Тут я прерву это перечисление банальностей, чтобы спросить
вас и себя, насколько справедлива еще одна банальность — будто Эйзенштейн был певцом и пропагандистом большевистской революции. Как ни странно, на этой банальности сходились официозная советская пропаганда и антисоветская пресса (как, впрочем, и цензура) многих буржуазных стран. Только высшие советско-партийные власти, вопреки собственной пропаганде, уже в «Потемкине» почувствовали нечто, не совпадавшее с их требованиями к «подлинно-большевистскому» искусству, а начиная с «Октября», все больше и больше расходились с этим «революционным режиссером».
Но как же так? — можете спросить вы. — Разве Эйзенштейн не был искренне увлечен революцией, и не он ли сам предложил формулу своей деятельности «Через революцию к искусству, через искусство к революции?» И разве не в угоду официальной пропаганде он превратил довольно жалкий по масштабам захват
Зимнего дворца большевиками в грандиозный штурм «бастиона самодержавия» народом, — штурм, который был многократно использован потом как «хроника» Великой Октябрьской социалистический революции?!
Безусловно, Сергей Михайлович, как многие юноши его
поколения, тяготился деспотизмом царского самодержавия и поверил в революцию как путь к свободе, — отвечу я. — И, конечно, революция действительно освободила его лично для работы в искусстве. Хотя к публицистическим текстам и декларациям Эйзенштейна, во многом обусловленным эпохой и конкретными обстоятельствами, или даже тактическими задачами момента, я отношусь не то чтобы недоверчиво, но весьма дифференцированно: их надо, по моему мнению, читать внимательно и осторожно, сепарируя искренность и иронию, «комиссарский» вокабулярий и критический запал. Другое дело — его творчество (режиссерское и теоретическое в равной мере). Штурм Зимнего дворца, атакованный критиками Эйзенштейна, есть как раз хороший пример — не антиисторичной пропаганды (ведь не автор повинен в том, что этот эпизод был чужими руками вырван из контекста фильма и выдавался за хронику!), а исторического «моделирования». Случайно ли появляется на баррикадах перед дворцом (а потом — на царском троне) петербургский Гаврош? И разве ради официозной демагогии был создан образ народной лавы, устремляющейся на дворец, как на крепость — а еще точнее, как на Бастилию? Не «моделирует» ли этот эпизод кульминацию не только российской революции — 1917 года, но и двух французских — 1789 и 1830 годов? А точнее — «революции вообще», подобно «стачке вообще» в первом фильме? Тогда — не так уж случайно возникают в «Октябре» и реминисценции из романа Золя «Жерминаль», и образы «двух Наполеонов»...

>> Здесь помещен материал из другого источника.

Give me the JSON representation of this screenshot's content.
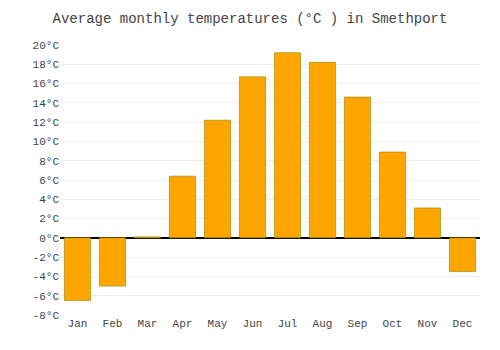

Оставим в стороне политические оценки и подтексты этого фильма (в его оригинальной авторской версии, а не в искромсанном озвученном варианте 1967 года) — сейчас они выглядят далеко не столь однозначно, как еще 15 лет назад. Не будем также вдаваться в серьезную проблему, насколько обоснована типологизация разных революций — в науке и в искусстве: это вопрос для целой конференции. Нам важно подчеркнуть, что Эйзенштейн в фильме выходит из хронологической плоскости одной эпохи.
Клейман Н. Что моделирует искусство Эйзенштейна? // Киноведческие записки. 2000. № 4.